September 14th, 2022

Quiet Quitting

Can we stop talking about quiet quitting? It’s not a thing. I try not to be particularly trendy or get too soap-boxey about pop culture in this blog, but I can’t escape newsfeed articles and YouTube clips about all this nonsense. So, let’s talk about what this supposedly is all about, then dive into what toxic culture is underneath it, and what to do about it (other than ignore it, which is an option).

Quiet quitting is basically some version of doing the bare minimum at work, with some tweaks or adjustments given the context this is brought up in. First, this is not a new concept, Office Space came out in 1999, and the whole movie is about quiet quitting and calling out the nonsense and inefficiencies of corporate America. I don’t even think it was inherently ahead of its time, so 1999 at the latest was quiet quitting a thing. Big Lebowski came out a year before that even, and is the quintessential slacker film, so this concept was even present in pop culture over two decades ago. The reality of “quiet quitting” being a trend is obviously a misnomer, unless it has been a trend for 30+ years. Doesn’t really qualify as a trend in my book.

So, what’s it all about if it isn’t just a TikTok trend? The cynic in me would say it’s just employer propaganda, trying to reclaim some of work culture that was eroded by the pandemic. But wait, isn’t it about workers’ rights and sticking it to the man? That’s where this gets weird, and why I think it has become such a “phenomenon” all of the sudden. The idea that doing the bare minimum at your job and that being equivalent to quitting is preposterous. All you should do at your job is what you get paid for. The normalization of going above and beyond, or the idea that working harder pays off for you somehow, is at the core of this trend. These slackers are only doing what’s in their contracts! Can you believe it!?!?! Yeah, that’s what work actually is. Jobs are purely transactional. I do this thing, you pay me for doing the thing. Workers shouldn’t be doing more than what is in their job description, it likely actually creates some liability, or it is just wage theft by the employer getting work from their employees for free. Work culture is super toxic in reality. Late-stage capitalism is not a good place to be as a society turns out.

So, yeah, color me skeptical that this is coming from well-intentioned worker rights activists. This is getting a lot (a lot!) of coverage at a time when businesses are pushing people to return to the office and are trying to recover from the great resignation. Unionization is on the rise for the first time in a few decades, and workers have taken some power by simply leaving their jobs in mass numbers, proving “loyalty” to an employer is not actually a good thing, as it has never been a trait employers have for their employees. Research has continually shown that people who left their jobs in the past three years are making way more money, and often have better benefits or flexibility (or both sometimes, what a novelty!).
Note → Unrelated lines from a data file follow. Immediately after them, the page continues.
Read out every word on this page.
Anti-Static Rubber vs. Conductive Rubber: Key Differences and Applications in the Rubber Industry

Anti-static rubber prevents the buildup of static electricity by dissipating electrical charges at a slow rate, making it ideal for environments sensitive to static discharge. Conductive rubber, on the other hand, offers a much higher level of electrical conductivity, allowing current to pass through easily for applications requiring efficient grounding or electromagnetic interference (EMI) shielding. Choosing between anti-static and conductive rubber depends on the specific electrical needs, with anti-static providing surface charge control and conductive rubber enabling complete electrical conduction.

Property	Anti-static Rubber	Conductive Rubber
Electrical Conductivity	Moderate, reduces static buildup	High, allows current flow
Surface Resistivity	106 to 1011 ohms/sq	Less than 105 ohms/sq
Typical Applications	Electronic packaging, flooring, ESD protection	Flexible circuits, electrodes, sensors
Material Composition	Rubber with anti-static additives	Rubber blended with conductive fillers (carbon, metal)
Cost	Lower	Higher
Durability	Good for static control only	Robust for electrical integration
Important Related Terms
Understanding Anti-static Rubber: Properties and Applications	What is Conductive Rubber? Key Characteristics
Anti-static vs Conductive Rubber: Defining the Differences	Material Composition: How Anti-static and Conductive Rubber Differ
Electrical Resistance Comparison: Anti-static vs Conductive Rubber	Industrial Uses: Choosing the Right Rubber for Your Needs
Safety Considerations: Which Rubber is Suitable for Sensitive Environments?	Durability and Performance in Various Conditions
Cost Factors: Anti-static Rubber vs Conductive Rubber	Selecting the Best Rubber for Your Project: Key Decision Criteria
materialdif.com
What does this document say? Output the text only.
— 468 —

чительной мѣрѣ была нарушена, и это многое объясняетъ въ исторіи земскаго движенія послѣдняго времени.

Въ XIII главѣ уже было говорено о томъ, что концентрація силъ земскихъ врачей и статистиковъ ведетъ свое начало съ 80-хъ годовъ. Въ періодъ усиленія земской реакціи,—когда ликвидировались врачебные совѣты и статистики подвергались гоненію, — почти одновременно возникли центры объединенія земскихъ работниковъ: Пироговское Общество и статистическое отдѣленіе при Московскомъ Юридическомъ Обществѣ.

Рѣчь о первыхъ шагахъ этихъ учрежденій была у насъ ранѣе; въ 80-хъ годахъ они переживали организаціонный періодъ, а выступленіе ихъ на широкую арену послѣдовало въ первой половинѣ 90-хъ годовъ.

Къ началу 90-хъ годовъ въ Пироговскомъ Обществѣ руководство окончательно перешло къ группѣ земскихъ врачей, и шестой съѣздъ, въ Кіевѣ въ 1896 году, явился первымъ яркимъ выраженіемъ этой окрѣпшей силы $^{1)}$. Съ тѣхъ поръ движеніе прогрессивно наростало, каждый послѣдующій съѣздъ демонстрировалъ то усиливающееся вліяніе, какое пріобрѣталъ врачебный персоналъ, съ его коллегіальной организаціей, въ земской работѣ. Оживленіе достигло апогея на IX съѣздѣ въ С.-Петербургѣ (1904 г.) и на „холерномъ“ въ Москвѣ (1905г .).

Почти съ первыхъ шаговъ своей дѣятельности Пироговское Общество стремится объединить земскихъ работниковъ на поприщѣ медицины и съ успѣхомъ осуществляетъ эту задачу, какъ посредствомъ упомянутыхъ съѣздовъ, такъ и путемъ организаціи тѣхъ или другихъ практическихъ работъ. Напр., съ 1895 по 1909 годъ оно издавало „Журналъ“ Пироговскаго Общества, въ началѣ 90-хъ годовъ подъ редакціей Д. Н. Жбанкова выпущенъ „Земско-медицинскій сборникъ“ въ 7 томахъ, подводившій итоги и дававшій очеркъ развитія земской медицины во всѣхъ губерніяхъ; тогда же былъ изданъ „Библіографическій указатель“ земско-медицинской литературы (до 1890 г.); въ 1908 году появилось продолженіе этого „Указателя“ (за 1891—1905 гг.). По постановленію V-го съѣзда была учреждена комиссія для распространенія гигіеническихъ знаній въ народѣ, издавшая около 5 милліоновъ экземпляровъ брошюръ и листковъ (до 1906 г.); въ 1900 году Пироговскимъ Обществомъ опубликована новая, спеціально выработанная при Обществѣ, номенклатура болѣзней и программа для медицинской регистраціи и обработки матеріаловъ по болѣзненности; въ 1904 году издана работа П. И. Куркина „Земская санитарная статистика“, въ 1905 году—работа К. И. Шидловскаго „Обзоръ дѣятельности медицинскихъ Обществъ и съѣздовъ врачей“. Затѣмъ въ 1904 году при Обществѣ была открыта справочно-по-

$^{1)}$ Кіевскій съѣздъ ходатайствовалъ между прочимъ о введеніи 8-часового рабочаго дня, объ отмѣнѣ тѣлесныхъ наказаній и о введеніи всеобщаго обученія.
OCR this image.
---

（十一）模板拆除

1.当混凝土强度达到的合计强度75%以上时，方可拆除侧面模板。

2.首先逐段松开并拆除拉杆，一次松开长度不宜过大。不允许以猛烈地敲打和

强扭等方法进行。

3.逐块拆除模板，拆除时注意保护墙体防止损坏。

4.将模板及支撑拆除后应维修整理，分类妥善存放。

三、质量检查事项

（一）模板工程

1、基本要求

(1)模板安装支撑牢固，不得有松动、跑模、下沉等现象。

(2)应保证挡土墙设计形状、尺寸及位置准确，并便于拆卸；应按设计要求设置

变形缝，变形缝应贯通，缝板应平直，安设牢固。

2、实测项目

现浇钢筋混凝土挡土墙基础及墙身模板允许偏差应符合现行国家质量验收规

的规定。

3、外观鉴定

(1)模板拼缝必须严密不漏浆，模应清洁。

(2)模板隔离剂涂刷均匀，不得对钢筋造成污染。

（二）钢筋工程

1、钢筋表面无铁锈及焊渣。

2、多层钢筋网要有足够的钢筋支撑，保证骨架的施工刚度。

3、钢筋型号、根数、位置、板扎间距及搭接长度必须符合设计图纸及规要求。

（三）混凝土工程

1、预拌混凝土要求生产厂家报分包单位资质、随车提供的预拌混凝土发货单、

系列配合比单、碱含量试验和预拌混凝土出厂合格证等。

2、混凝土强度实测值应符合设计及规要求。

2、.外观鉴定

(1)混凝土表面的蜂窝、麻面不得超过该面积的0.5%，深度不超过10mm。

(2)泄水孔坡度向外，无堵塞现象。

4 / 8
And yeah, my snarkiness is pretty high on this topic. I think work culture is so unhealthy at almost every level that it is baffling how it ever became the norm. The idea that doing what you got hired to do is somehow not enough, and is some version of quitting? Like, what? You got hired to do a particular job, you do that, and that’s bad somehow? It’s such an odd phenomenon to even be addressing.

My expertise, and one of the topics that comes up with most of my clients, is boundaries. If your employer is asking you to do something outside of what they hired you for, what you contractually agreed to do, don’t do it unless you get paid. If you want to do more because you think it will lead to some sort of advancement, then ask your boss to put it in writing first I guess, but don’t be surprised when they absolutely don’t agree to do that. If someone wants to talk about how doing your job to the bare minimum is somehow quitting then kindly tell them that they don’t understand healthy boundaries. Healthy boundaries in the workplace are clear, consistent expectations about what work equals a fair wage. Any expectations beyond that are frivolous and likely somewhere between manipulative and toxic. 

It’s not quitting to only do the job you are paid for. If you are supposed to do more than that, you need to get paid. When you get asked to work on the weekend, tell your boss that the dude abides.